Using Newton's 3rd Law

G5-3. Using Newton's 3rd Law

The purposes of this guide are to identify the characteristics of action and reaction forces. We'll start with a statement of Newton's 3rd Law that is phrased differently than the one in the text but says the same things.

Newton's 3rd Law: For every force that acts on an object--we'll call this force an action force--there is a reaction force with these characteristics:

the reaction force acts on a different object than the action force,
the action and reaction forces have the same magnitude,
the action and reaction forces have opposite directions.

Note in particular something that makes the 3rd Law fundamentally different from the 2nd Law. The 2nd Law deals with net force and the the acceleration of one object. In order to determine the acceleration of an object using the 2nd Law, you have find the vector sum of all the forces acting on that one object. The emphasis here is on one object. The 3rd Law always deals with the forces on two objects. These two forces, termed action and reaction, have nothing to do with the object's state of motion. So, for example, you couldn't use an action-reaction pair to determine what an object's acceleration is. By the way, the determination of which force of the pair is the action and which is the reaction is arbitrary. One just makes a choice and sticks with it for a particular problem situation.

Given a physical situation, you need to be able to identify action-reaction force pairs. This is easy to do if you apply the three bullets above. Here are some examples.

Example 1: An apple falls toward the Earth in a vacuum chamber. What is the action-reaction force pair and its characteristics?

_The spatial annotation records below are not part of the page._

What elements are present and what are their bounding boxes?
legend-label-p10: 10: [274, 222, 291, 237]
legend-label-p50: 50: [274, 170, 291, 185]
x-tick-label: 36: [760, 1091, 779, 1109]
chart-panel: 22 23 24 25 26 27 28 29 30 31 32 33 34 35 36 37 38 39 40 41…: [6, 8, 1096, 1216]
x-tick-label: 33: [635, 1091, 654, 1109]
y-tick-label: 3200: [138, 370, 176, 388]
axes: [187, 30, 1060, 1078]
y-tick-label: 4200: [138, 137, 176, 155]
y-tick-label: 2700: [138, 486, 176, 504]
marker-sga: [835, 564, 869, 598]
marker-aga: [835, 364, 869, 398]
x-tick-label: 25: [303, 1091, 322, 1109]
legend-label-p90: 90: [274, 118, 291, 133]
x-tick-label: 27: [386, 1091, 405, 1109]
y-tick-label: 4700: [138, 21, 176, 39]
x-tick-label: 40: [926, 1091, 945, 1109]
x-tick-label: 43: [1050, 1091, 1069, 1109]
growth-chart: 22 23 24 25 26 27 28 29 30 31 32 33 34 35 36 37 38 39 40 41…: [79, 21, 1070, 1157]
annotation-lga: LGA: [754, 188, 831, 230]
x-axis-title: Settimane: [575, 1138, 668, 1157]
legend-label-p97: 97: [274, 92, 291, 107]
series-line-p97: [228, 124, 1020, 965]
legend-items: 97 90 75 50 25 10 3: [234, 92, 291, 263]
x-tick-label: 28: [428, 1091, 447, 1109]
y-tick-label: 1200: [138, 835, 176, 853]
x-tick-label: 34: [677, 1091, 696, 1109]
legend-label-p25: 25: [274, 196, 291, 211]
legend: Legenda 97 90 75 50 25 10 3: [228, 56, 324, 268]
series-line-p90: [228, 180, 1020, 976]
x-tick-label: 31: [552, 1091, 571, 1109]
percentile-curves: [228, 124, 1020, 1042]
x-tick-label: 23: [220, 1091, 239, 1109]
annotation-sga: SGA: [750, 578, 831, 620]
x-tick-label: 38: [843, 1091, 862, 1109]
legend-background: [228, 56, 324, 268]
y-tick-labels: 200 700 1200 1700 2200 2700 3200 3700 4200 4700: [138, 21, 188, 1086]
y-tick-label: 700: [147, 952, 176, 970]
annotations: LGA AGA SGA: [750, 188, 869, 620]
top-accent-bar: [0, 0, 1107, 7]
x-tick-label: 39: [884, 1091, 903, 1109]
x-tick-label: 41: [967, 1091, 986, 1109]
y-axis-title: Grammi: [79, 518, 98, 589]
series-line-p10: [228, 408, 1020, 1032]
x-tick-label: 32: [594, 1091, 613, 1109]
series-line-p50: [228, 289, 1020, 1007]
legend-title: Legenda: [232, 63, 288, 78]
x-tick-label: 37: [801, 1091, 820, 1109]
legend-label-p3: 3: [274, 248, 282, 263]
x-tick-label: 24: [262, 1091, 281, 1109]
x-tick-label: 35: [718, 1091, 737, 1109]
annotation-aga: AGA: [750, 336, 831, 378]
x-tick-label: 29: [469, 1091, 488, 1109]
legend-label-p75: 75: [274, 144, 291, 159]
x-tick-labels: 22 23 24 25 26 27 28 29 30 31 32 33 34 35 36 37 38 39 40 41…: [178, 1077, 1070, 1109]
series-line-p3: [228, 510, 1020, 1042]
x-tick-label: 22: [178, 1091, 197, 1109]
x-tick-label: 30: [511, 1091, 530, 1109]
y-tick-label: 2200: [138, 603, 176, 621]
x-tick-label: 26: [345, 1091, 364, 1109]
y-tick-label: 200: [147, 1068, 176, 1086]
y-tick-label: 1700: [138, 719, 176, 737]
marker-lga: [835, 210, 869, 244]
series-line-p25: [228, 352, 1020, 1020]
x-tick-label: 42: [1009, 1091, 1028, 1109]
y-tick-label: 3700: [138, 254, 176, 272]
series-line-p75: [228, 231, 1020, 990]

Solution: In order to help see how to answer, we prepare a table with two sets of four columns, one set for the action force and one for the reaction force. Note the following:

The force type is the same for both action and reaction. This will always be true for an action-reaction pair.
The roles of the objects, Earth and apple in this case, are reversed for the reaction compared to the action force.
The directions of the forces are opposite for the action-reaction pair.

Action Reaction

force (type) exerted by acts on in what direction force (type) exerted by acts on in what direction

gravitation Earth apple down gravitation apple Earth up

Now we translate this information into a sentence as follows.

The gravitational force of the Earth acting on the apple downward is equal in magnitude to the gravitational force of the apple acting on the Earth upward.

That single sentence is the solution to the problem and is sufficient to answer the original question. Note that applying the 3rd law helps us to identify the fact that the apple exerts a gravitational force on the Earth. Perhaps that was a surprise to you. In fact, all objects exert gravitational forces on each other. Since the magnitudes of the gravitational forces exerted by the apple and Earth are the same, you may wonder why the Earth doesn't fall up to meet the apple at the same rate that the apple falls down to meet the Earth. The answer involves application of the 2nd Law. Since the magnitudes of the forces are the same, the acceleration of either object is inversely-proportional to its mass. The Earth has much greater mass than the apple and therefore has a much smaller acceleration. The Earth's acceleration is, in fact, too small to be noticeable.

Example 2: Let's take the situation further. Suppose that air friction is present; that is, we take the apple out of the vacuum chamber. What are the action-reaction force pairs and their characteristics now?

Solution: We still have the gravitational forces. We add the friction forces to the table.

Action Reaction

force (type) exerted by acts on in what direction force (type) exerted by acts on in what direction

gravitation Earth apple down gravitation apple Earth up

friction air apple up friction apple air down

Translated into a sentence:

The friction force of the air acting on the apple upward is equal in magnitude to the friction force of the apple acting on the air downward.

To help make sense of this, on a molecular level, molecules in the air collide with the apple. In each collision of the apple with a molecule, the apple and molecule exert equal and opposite forces on each other.

Now we'll consider a situation that is a bit more troublesome but can be sorted out quickly by using a table for organization.

Example 3. A book rests on a table. Identify the action-reaction force pairs and their characteristics.

Solution: There are two types of forces acting; these are normal and gravitation. There is an action-reaction pair for each type.

Action Reaction

force (type) exerted by acts on in what direction force (type) exerted by acts on in what direction

gravitation Earth book down gravitation book Earth up

normal table book up normal book table down

Now in sentence form:

The gravitational force of the Earth acting on the book downward is equal in magnitude to the gravitational force of the book acting on the Earth upward.

The normal force of the table acting on the book upward is equal in magnitude to the normal force of the book acting on the table downward.

The fact that the book and the table each exert a normal force says that each supports the other. That may seem like an odd thing to say, but application of the 3rd Law predicts that fact.